A simple way to understand Bayes' Theorem
Check out this group of faces:

The probability someone’s smiling is 1/3 (the top row of five).
The probability someone has their mouth open is 4/15 (there are only four faces where we can see the whites of their open mouths).
Given someone’s smiling, what’s the probability they have their mouth open? We count five smilers. Out of those five, two have their mouths open: 2/5. Note that we typically say this as “probability of mouth open, conditional on smiling.” It’s written as P(mouth open | smiling) = 2/5.
What about the other way around? If someone has their mouth open, what’s the chance they’re smiling? We count four mouths open, two smilers among them. P(smiling | mouth open) = 2/4 = 1/2.
What’s the probability someone has their mouth open and is smiling, or P(smiling, mouth open)?
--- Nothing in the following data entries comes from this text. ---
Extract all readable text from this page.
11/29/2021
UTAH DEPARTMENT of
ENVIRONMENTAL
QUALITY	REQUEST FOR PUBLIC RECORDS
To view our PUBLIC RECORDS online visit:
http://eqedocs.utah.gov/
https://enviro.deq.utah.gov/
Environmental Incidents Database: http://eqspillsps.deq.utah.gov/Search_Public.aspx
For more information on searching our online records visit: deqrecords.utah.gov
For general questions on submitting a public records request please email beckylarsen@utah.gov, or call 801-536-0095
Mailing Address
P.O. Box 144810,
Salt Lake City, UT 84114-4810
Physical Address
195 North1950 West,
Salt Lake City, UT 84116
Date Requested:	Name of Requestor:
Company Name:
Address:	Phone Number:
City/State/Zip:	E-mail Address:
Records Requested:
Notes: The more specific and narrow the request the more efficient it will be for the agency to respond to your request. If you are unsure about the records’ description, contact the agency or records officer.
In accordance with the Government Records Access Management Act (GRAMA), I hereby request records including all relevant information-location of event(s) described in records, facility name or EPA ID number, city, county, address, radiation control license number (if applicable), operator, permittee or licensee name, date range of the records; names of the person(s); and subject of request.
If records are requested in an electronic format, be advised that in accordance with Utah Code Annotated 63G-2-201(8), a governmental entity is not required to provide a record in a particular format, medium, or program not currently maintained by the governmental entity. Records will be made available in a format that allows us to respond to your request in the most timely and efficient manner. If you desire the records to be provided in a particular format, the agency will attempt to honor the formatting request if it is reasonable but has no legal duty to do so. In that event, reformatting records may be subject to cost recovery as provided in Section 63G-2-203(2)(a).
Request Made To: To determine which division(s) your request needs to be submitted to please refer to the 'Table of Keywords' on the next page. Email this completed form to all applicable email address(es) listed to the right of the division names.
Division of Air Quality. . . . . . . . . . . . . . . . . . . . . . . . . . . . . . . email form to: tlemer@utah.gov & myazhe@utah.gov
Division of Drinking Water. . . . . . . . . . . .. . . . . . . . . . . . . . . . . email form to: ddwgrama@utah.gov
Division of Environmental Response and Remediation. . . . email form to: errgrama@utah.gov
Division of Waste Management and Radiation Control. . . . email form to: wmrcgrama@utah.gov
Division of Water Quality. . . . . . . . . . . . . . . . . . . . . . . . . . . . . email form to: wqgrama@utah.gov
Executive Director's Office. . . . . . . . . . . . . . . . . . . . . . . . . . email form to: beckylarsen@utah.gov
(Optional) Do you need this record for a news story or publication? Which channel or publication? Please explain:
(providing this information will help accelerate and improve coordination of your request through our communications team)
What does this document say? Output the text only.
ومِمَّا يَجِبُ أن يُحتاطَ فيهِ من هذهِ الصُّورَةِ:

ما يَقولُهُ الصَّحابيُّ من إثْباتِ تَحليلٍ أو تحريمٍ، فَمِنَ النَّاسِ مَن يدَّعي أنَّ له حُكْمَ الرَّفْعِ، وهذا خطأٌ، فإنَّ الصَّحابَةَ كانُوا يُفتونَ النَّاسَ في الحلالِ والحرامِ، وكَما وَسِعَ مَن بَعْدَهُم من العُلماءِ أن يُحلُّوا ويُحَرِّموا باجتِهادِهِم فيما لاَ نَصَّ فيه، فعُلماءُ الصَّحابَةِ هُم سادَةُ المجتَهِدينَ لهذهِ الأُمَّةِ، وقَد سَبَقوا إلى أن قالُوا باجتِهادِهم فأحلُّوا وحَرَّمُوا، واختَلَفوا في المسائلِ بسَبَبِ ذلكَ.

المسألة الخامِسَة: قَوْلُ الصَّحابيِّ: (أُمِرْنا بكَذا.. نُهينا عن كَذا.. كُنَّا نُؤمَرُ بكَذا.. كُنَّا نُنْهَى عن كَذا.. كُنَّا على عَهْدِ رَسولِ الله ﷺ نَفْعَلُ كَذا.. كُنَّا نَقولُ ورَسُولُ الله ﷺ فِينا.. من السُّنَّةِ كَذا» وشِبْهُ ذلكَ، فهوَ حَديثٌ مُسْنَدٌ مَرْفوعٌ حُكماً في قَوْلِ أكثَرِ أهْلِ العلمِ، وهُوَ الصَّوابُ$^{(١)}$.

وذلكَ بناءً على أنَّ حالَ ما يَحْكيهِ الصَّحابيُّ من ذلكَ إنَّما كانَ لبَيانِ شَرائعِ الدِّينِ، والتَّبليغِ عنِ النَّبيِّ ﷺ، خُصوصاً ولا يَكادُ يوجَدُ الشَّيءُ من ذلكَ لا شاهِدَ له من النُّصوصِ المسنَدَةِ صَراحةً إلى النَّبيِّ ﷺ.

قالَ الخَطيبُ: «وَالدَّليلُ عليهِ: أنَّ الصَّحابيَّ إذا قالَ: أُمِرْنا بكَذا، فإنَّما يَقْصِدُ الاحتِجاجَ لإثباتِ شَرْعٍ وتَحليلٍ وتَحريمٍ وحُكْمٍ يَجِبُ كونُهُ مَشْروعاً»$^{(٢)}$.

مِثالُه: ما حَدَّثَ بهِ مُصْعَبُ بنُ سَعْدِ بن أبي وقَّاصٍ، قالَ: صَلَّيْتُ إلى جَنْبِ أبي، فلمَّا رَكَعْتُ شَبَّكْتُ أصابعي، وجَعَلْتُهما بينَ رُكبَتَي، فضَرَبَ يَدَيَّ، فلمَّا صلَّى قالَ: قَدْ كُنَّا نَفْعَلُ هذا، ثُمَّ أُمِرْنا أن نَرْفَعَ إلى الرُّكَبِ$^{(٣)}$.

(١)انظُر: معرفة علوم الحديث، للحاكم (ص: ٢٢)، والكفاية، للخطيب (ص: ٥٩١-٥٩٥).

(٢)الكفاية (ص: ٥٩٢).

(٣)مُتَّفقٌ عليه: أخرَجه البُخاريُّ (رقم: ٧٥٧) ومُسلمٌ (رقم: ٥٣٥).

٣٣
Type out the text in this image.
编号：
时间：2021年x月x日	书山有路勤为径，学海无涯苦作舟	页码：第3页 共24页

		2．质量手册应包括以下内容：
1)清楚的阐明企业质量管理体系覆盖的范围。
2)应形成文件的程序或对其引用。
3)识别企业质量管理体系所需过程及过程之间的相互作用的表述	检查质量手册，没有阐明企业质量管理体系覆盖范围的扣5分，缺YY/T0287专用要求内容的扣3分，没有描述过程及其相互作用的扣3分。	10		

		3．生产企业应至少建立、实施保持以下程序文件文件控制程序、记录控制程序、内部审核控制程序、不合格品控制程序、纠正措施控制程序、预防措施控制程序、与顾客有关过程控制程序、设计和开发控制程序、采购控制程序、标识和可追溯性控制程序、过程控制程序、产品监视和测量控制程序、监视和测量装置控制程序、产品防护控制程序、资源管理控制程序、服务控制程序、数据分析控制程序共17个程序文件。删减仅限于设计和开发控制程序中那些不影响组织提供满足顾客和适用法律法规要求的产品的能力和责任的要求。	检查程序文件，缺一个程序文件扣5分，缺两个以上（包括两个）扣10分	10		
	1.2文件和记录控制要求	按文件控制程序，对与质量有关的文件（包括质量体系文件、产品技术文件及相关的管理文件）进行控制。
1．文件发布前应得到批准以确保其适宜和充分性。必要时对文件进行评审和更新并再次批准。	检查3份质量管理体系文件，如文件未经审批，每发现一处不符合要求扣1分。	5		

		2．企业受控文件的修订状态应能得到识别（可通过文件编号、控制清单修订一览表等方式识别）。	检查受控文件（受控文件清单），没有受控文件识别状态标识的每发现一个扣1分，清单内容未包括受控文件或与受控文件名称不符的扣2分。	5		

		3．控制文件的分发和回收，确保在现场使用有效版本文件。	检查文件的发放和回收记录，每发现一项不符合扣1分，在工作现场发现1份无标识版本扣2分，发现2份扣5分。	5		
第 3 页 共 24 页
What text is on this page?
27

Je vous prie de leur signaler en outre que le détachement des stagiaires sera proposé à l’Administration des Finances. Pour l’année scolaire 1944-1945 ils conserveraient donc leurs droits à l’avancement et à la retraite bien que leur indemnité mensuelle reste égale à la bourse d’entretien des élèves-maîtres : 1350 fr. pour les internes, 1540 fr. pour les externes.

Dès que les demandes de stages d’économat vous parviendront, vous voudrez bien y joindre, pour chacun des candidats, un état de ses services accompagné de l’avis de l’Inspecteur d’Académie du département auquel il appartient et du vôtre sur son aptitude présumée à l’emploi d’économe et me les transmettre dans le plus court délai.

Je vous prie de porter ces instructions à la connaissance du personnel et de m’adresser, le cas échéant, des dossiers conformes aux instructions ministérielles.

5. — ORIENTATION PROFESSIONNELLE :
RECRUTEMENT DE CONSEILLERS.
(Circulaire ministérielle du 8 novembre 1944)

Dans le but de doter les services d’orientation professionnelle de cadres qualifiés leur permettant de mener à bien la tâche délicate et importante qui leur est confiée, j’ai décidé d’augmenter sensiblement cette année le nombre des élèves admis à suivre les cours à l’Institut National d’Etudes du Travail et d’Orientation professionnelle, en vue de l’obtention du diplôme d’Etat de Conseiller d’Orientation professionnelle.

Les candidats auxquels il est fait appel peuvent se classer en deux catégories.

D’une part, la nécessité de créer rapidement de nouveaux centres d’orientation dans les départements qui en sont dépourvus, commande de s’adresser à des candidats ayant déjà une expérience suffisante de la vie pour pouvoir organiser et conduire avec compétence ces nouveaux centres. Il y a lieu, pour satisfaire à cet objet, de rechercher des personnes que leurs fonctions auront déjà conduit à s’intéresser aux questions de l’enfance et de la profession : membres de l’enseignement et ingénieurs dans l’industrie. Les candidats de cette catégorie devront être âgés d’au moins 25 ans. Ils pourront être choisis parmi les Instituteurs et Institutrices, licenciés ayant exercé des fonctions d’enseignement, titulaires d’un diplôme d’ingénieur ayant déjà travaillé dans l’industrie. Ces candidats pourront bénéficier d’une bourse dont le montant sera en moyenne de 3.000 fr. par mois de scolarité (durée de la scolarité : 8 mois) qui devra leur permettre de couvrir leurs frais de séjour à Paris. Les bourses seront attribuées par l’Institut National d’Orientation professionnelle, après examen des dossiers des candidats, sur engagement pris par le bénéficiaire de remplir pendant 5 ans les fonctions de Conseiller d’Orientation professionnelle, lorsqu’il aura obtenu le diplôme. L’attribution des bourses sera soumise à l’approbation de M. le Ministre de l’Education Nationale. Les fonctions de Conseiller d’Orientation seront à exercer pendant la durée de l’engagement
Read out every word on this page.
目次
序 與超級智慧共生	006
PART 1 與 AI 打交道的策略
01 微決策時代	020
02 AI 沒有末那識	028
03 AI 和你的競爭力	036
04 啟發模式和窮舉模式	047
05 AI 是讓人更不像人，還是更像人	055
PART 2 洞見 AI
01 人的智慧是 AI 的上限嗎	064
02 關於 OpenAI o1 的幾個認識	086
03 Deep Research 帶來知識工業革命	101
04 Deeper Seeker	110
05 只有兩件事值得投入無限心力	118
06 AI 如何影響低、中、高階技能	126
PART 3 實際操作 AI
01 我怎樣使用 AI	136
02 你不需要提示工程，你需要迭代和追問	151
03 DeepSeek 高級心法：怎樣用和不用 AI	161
Well, we know the chance someone is smiling (1/3). And we know the chance they have their mouth open if they’re smiling (2/5). So if we multiply, we get the answer: 2/15.
There’s another way we can go about this. We know the chance someone has their mouth open (4/15), and the chance they’re smiling if their mouth is open (1/2). Multiplying: 2/15.
(Notice that we can also get P(smiling, mouth open) by just counting two open-mouthed smilers out of the fifteen total faces: 2/15).
Thus we see P(smiling) * P(mouth open | smiling) = P(mouth open) * P(smiling | mouth open).
Simplifying a bit, we get:
P(mouth open | smiling) = P(mouth open) * P(smiling | mouth open) / P(smiling)
Which, after substituting mouth open = A and smiling = B, gives us exactly Bayes’ Theorem:
P(A | B) = P(B | A) * P(A) / P(B)
I’ve found it easiest to understand Bayes’ Theorem in this way: the equation is just describing different ways to calculate the chance of two variables happening at the same time.
To drive the point home, it’s like filtering a group of people (some wearing hats, some wearing glasses, some wearing both). Assume your goal is to figure out how many are wearing both a hat and glasses.
You can do this by first finding everyone wearing a hat, then everyone wearing glasses within the hat group. Or you can do it by first finding all the glasses-wearers, then hat-and-glasses-wearers. Both give you the same answer.